Deir el-Bahari: Temple of Hatshepsut
Dates of work: 29 October 2015–17 March 2016
Director: Dr. Zbigniew E. Szafrański, egyptologist (PCMA UW)
Deputy Director: Dr. Mirosław Barwik, egyptologist (Institute of Archaeology, University of Warsaw)
SCA representatives: Said Mohamed Ahmed Mohmoud, Mohamed el-Azaab, Ahmed Hassan Ismail Mohamed, Asmaa Sayed Ahmed Mahmoud, Abd el Reni Abd el-Hamid el-Haled and Ali Abd el-Galil Ali Ammar
Egyptologists: Dr. Aleksandra Hallmann (Institute of Mediterranean and Oriental Cultures, Polish Academy of Sciences), Dr. Anastasya Stupko-Lubczyńska (Institute of Mediterranean and Oriental Cultures, Polish Academy of Sciences), Dr. Nathalie Beaux-Grimal (Associate Researcher, Ifao/Collège de France), Dr. Franciszek Pawlicki (PCMA UW), Jadwiga Iwaszczuk (Institute of Mediterranean and Oriental Cultures, Polish Academy of Sciences), Filip Taterka (Adam Mickiewicz University, Poznań), Katarzyna Kapiec (PhD candidate, Antiquity of Southeastern Europe Research Center, University of Warsaw), Dawid F. Wieczorek (PCMA UW), Dr. Monika Dolińska (National Museum in Warsaw), Janina Wiercińska (National Museum in Warsaw), Dr. Andrzej Ćwiek (Archaeological Museum in Poznań) and Patryk Chudzik (independent).
Architects: Mariusz Caban (Wrocław University of Technology and Science), Sara Arbter (independent)
Conservators: Rajmund Gazda (freelance), Wojciech Myjak (Ministry of Culture), Dr. Maria Lulkiewicz (freelance), Joanna Lis (National Museum in Warsaw), Andrzej Karolczak (freelance)
Engineers: Mieczysław Michiewicz, Anna Caban (both freelance)
Archaeologists: Katarzyna Brzoza and Adam Grylak (freelance)
Photographers: Maciej Jawornicki, Zbigniew Doliński and Krzysztof Pepke (all freelance)
Registrar: Sarah Fortune (student, University of Manchester)
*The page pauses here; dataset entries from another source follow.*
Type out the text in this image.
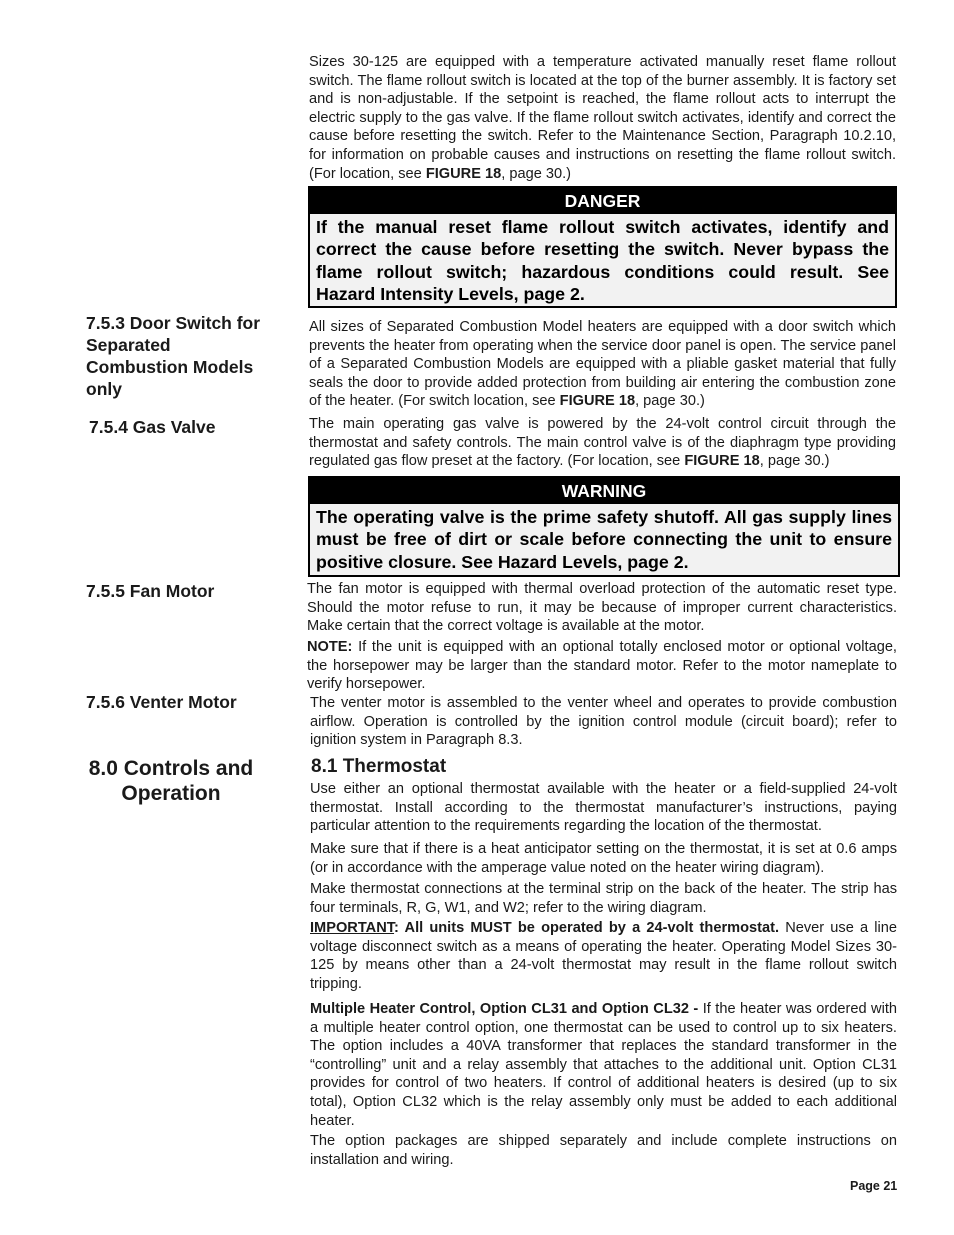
Sizes 30-125 are equipped with a temperature activated manually reset flame rollout switch. The flame rollout switch is located at the top of the burner assembly. It is factory set and is non-adjustable. If the setpoint is reached, the flame rollout acts to interrupt the electric supply to the gas valve. If the flame rollout switch activates, identify and correct the cause before resetting the switch. Refer to the Maintenance Section, Paragraph 10.2.10, for information on probable causes and instructions on resetting the flame rollout switch. (For location, see FIGURE 18, page 30.)

DANGER
If the manual reset flame rollout switch activates, identify and correct the cause before resetting the switch. Never bypass the flame rollout switch; hazardous conditions could result. See Hazard Intensity Levels, page 2.
7.5.3 Door Switch for Separated Combustion Models only

All sizes of Separated Combustion Model heaters are equipped with a door switch which prevents the heater from operating when the service door panel is open. The service panel of a Separated Combustion Models are equipped with a pliable gasket material that fully seals the door to provide added protection from building air entering the combustion zone of the heater. (For switch location, see FIGURE 18, page 30.)

7.5.4 Gas Valve	The main operating gas valve is powered by the 24-volt control circuit through the thermostat and safety controls. The main control valve is of the diaphragm type providing regulated gas flow preset at the factory. (For location, see FIGURE 18, page 30.)

WARNING
The operating valve is the prime safety shutoff. All gas supply lines must be free of dirt or scale before connecting the unit to ensure positive closure. See Hazard Levels, page 2.
7.5.5 Fan Motor	The fan motor is equipped with thermal overload protection of the automatic reset type. Should the motor refuse to run, it may be because of improper current characteristics. Make certain that the correct voltage is available at the motor.

NOTE: If the unit is equipped with an optional totally enclosed motor or optional voltage, the horsepower may be larger than the standard motor. Refer to the motor nameplate to verify horsepower.

7.5.6 Venter Motor	The venter motor is assembled to the venter wheel and operates to provide combustion airflow. Operation is controlled by the ignition control module (circuit board); refer to ignition system in Paragraph 8.3.

8.0 Controls and Operation
8.1 Thermostat

Use either an optional thermostat available with the heater or a field-supplied 24-volt thermostat. Install according to the thermostat manufacturer’s instructions, paying particular attention to the requirements regarding the location of the thermostat.

Make sure that if there is a heat anticipator setting on the thermostat, it is set at 0.6 amps (or in accordance with the amperage value noted on the heater wiring diagram).

Make thermostat connections at the terminal strip on the back of the heater. The strip has four terminals, R, G, W1, and W2; refer to the wiring diagram.

IMPORTANT: All units MUST be operated by a 24-volt thermostat. Never use a line voltage disconnect switch as a means of operating the heater. Operating Model Sizes 30-125 by means other than a 24-volt thermostat may result in the flame rollout switch tripping.

Multiple Heater Control, Option CL31 and Option CL32 - If the heater was ordered with a multiple heater control option, one thermostat can be used to control up to six heaters. The option includes a 40VA transformer that replaces the standard transformer in the “controlling” unit and a relay assembly that attaches to the additional unit. Option CL31 provides for control of two heaters. If control of additional heaters is desired (up to six total), Option CL32 which is the relay assembly only must be added to each additional heater.

The option packages are shipped separately and include complete instructions on installation and wiring.

Page 21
Student-trainees: Adrianna Madej and Anastasya Guliyevskaya (Institute of Archaeology, University of Warsaw)
Rais: Ragab Ahmed Yassin
The mission’s work was concentrated in the Upper Terrace where studies and documentation in preparation for publication went on in the Main Sanctuary of Amun-Re (F. Pawlicki), in the South Chamber of Amun-Re (K. Kapiec) and in the Complex of Royal Cult, where collation of plates for the publication of the Complex of the Royal Cults (M. Barwik) was supplemented with publication photos (M. Jawornicki) and a digital reconstruction of the north and west walls of the vestibule of the Chapel of Thutmosis I. The documentation program included also the verification of columns of hieroglyphic texts containing the term “Mansion of Million of Years at Djeser-Djeseru”, describing the Temple of Hatshepsut (Z.E. Szafrański) and epigraphic work was continued in the Southern Middle Portico (so-called Punt Portico) (M. Brachmańska, K. Braulińska, M. Kaczanowicz and F. Taterka). Documentation of relief decoration representing scenes with animals from different parts of the temple was carried out for the purposes of a new research project by Kamila Braulińska.
Trial trench S.2/15 was excavated by the outer face of the Southern Wall of the Chapel of Hatshepsut to check its static condition prior to proceeding with restoration works. A section 9 m long of a buttressing wall of limestone blocks was uncovered; it rested on a levelling layer which served to cushion the weight of the structures above it. Several building dipinti were painted on the blocks. Finds from the fill included pottery and objects of the Eighteenth Dynasty, Late and Coptic periods, but also cigarettes and modern newspapers.
The conservation and restoration project, supervised by Rajmund Gazda, encompassed the placement of 35 original fragments in the West Wall of the Chapel of Hatshepsut on the Upper Terrace as well as cleaning and consolidation of selected registers in the Lower Shrine of Anubis on the Middle Terrace. Further work was done by Wojciech Myjak on the rearrangement and restoration of a colossal figure of Hatshepsut in the form of Osiris, located at the end of the Northern Portico of the Lower Terrace (the head was done in the previous season). The head of the other Colossus from the Southern Portico started to be conserved as well.
The preparation of the “Hatshepsut Temple Block-yard Open-air Museum” progressed with the construction of more benches under four Roman stone sarcophagi and five sarcophagus lids, as well as elements of Coptic stone architecture. Decorated fragments of architecture of the temples of Hatshepsut and Tuthmosis III are already on display on the other benches.